Link: Stanford University -Inventions, Patents and Licensing

6. Asset sales

There are several reasons fro an asset sales. Here are a couple:

6.1 Company has cool technology but the business model is broken. The company folds. Investors want to make whatever they can to salvage their investments. They sell the assets for a song.

6.2 Company has lots of products lines. company decides to focus on a few of them and retire the rest. The retired products may be of interest to some other companies and a win-win asset transaction is negotiated.

7. Open Innovation

Get consumers (or anyone) to participate in the innovation efforts of a company. It can be as simple as inviting people to participate in a contest to design the next version of a company’s product. Offer bounties for winning entries. Think about it – for a reasonably small administration fee and the prize money, you get to see a few thousand ideas. Seems like a huge ROI. Here are a few articles on Open Innovation that I wrote a few months ago.

7.1 The world is your R&D Unit (April 27,2005)
7.2 Open Innovation – Nike Joins In (May 24, 2005)
7.3 Collaborating with your users to create powerful offers (June 14, 2005)

8. Innovation Marketplace

Look at Innocentive, a subsidiary of Eli Lilly. The company was founded with a simple idea of getting help (for a fee) from inventors all over the world to solve some of their R&D problems. Today Innocentive has grown to be an Idea Marketplace connectin the problems with solvers all over the world. Just so that you know – this is not eBay for ideas. The fee offered to solve some of the R&D problems can be over $100,000. Again, the ROI is huge because you pay one solver $100,000 but you get to see the problem solving approaches of ten or hundred more solvers for free.

9. Direct Connection

I had an opportunity to listen to Mohanbir Sawhney at TiEcon East recently and he talked about P&G’s new Initiative – Connect and Develop. Their current mission statement according to the website is:

Connecting with the world’s most inspired minds. Developing products that improve consumer’s lives.

Sawhney mentioned that Crest Spinbrush was one example of P&G’s Connect+Develop initiative. After searching on the Internet, I found the inspiring story of the invention and growth of Crest Spinbrush. You should also read about the other achievements of the inventor John Osher. Inspiring again!
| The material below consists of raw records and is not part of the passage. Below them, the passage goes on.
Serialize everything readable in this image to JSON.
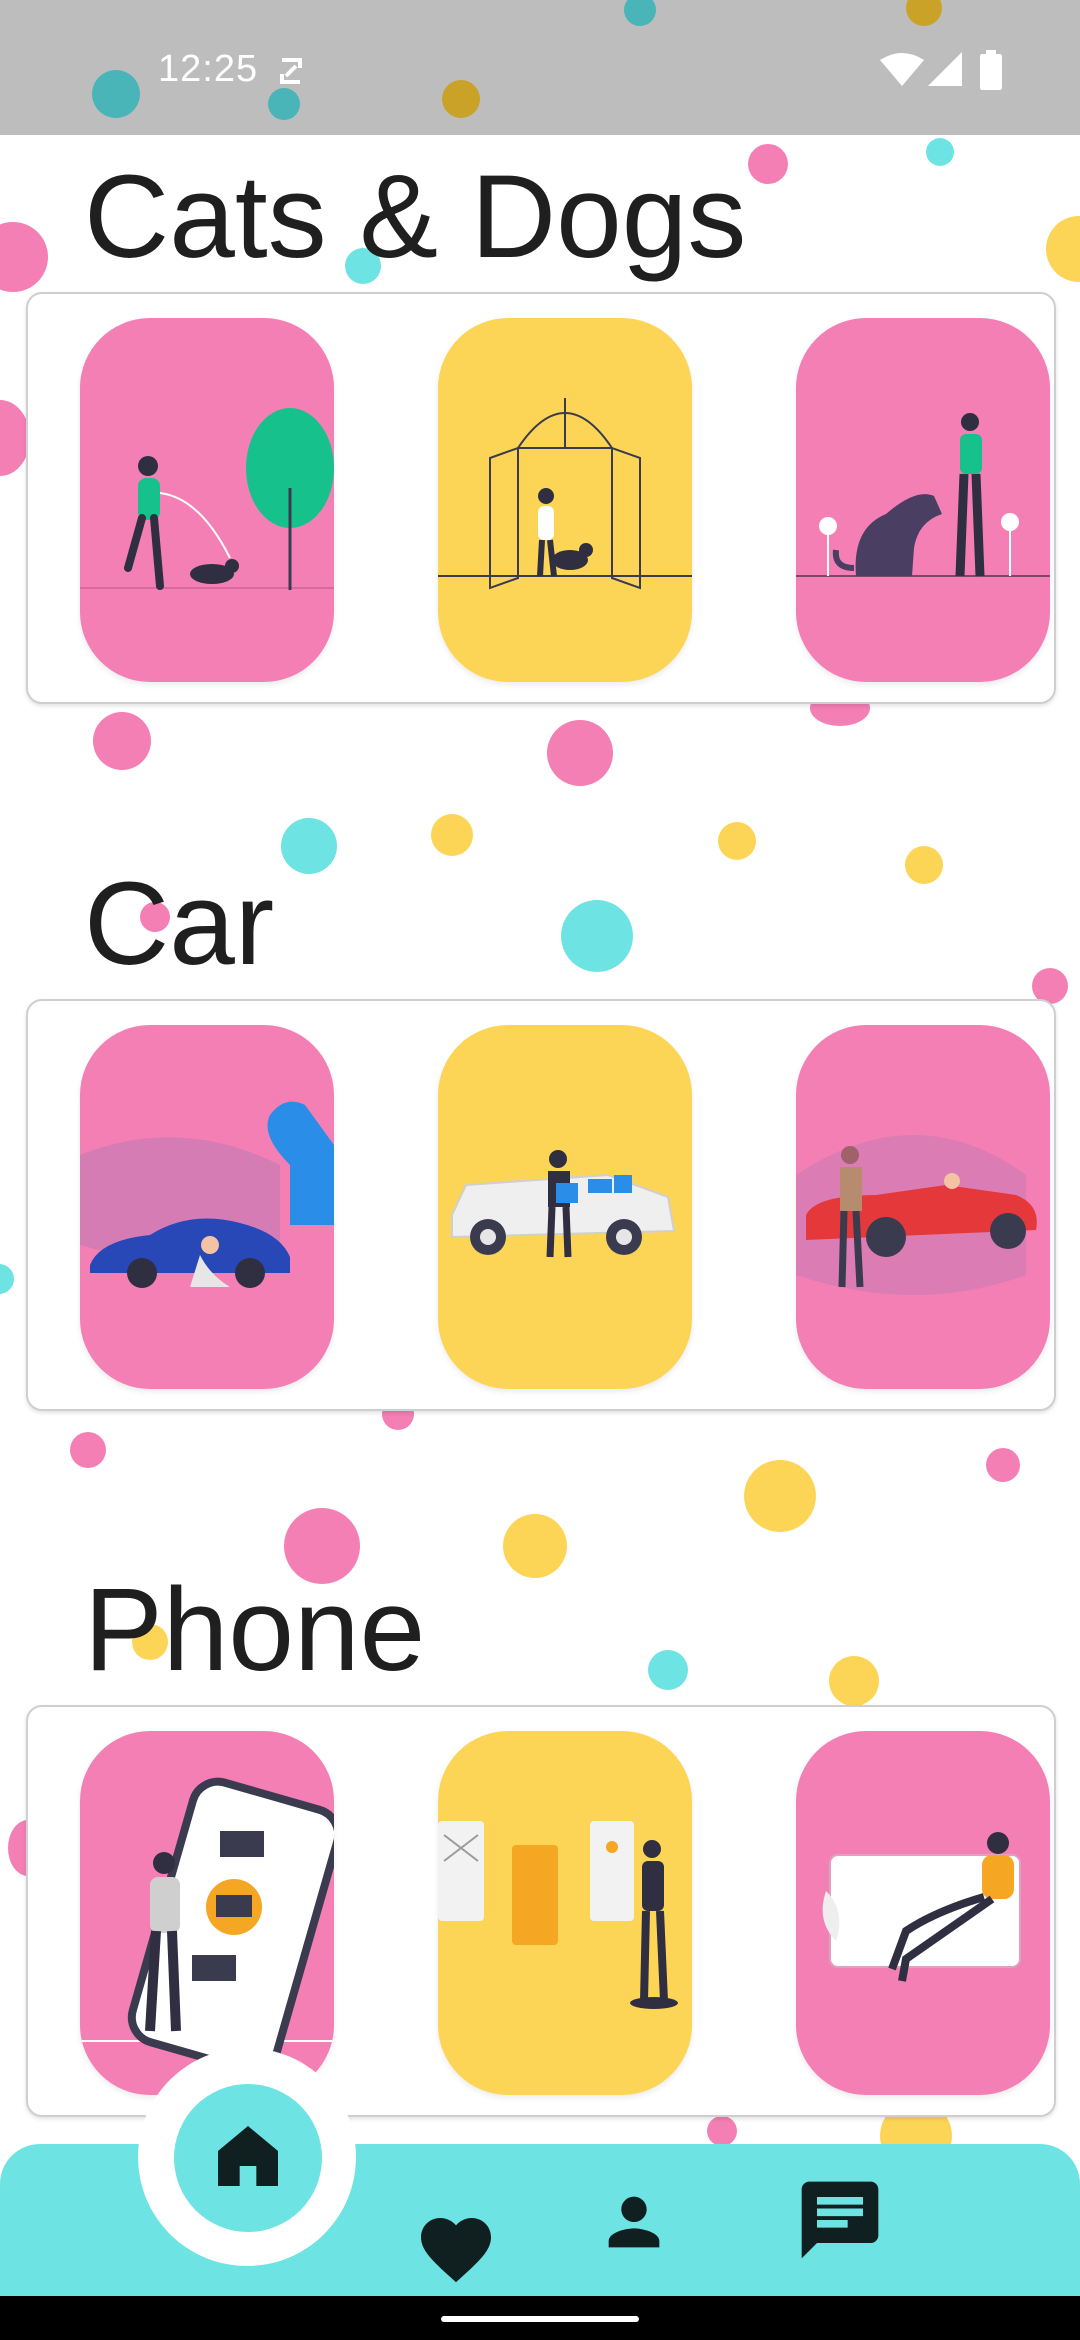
{
  "status_bar": {
    "time": "12:25",
    "icons": [
      "sync-off-icon",
      "wifi-icon",
      "cellular-signal-icon",
      "battery-icon"
    ]
  },
  "sections": [
    {
      "title": "Cats & Dogs",
      "cards": [
        {
          "color": "#f47fb4",
          "illustration": "person-walking-dog-icon"
        },
        {
          "color": "#fdd556",
          "illustration": "person-with-dog-at-door-icon"
        },
        {
          "color": "#f47fb4",
          "illustration": "person-petting-large-dog-icon"
        }
      ]
    },
    {
      "title": "Car",
      "cards": [
        {
          "color": "#f47fb4",
          "illustration": "person-fixing-blue-car-icon"
        },
        {
          "color": "#fdd556",
          "illustration": "person-loading-white-car-icon"
        },
        {
          "color": "#f47fb4",
          "illustration": "red-convertible-car-icon"
        }
      ]
    },
    {
      "title": "Phone",
      "cards": [
        {
          "color": "#f47fb4",
          "illustration": "person-with-giant-phone-icon"
        },
        {
          "color": "#fdd556",
          "illustration": "person-with-app-screens-icon"
        },
        {
          "color": "#f47fb4",
          "illustration": "person-sitting-on-tablet-icon"
        }
      ]
    }
  ],
  "bottom_nav": {
    "items": [
      {
        "icon": "home-icon",
        "selected": true
      },
      {
        "icon": "heart-icon",
        "selected": false
      },
      {
        "icon": "person-icon",
        "selected": false
      },
      {
        "icon": "chat-icon",
        "selected": false
      }
    ]
  },
  "colors": {
    "pink": "#f47fb4",
    "yellow": "#fdd556",
    "cyan": "#6ee3e3",
    "teal": "#4ab5b8",
    "status_bar": "#bdbdbd"
  }
}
10. Innovation Capitalists

Again, thanks to Mohan Sawhney for raising awareness on this new kind of businesses called Innovation Capitalists. These Innovation Capitalists (also known as Product Capitalists) will work with entrepreneurs to make their innovations or inventions to make them commercial success stories. Ultimately, when the timing is right, these Innovation Capitalists can find a home (large corporations) for some of these innovations. Sawheny quoted two companies in this space.

1. Evergreen IP
2. The Big Idea Group

I am not saying that the above list is complete. I am also not making a claim that one approach is better than the other. Every company follows a combination of approaches for their innovation strategy based on a number of internal and external factors. The point though is to have an innovation strategy within your own company.

May be it’s time to look at your company’s innovation strategy and refine it to ensure that you have a unfair competitive advantage?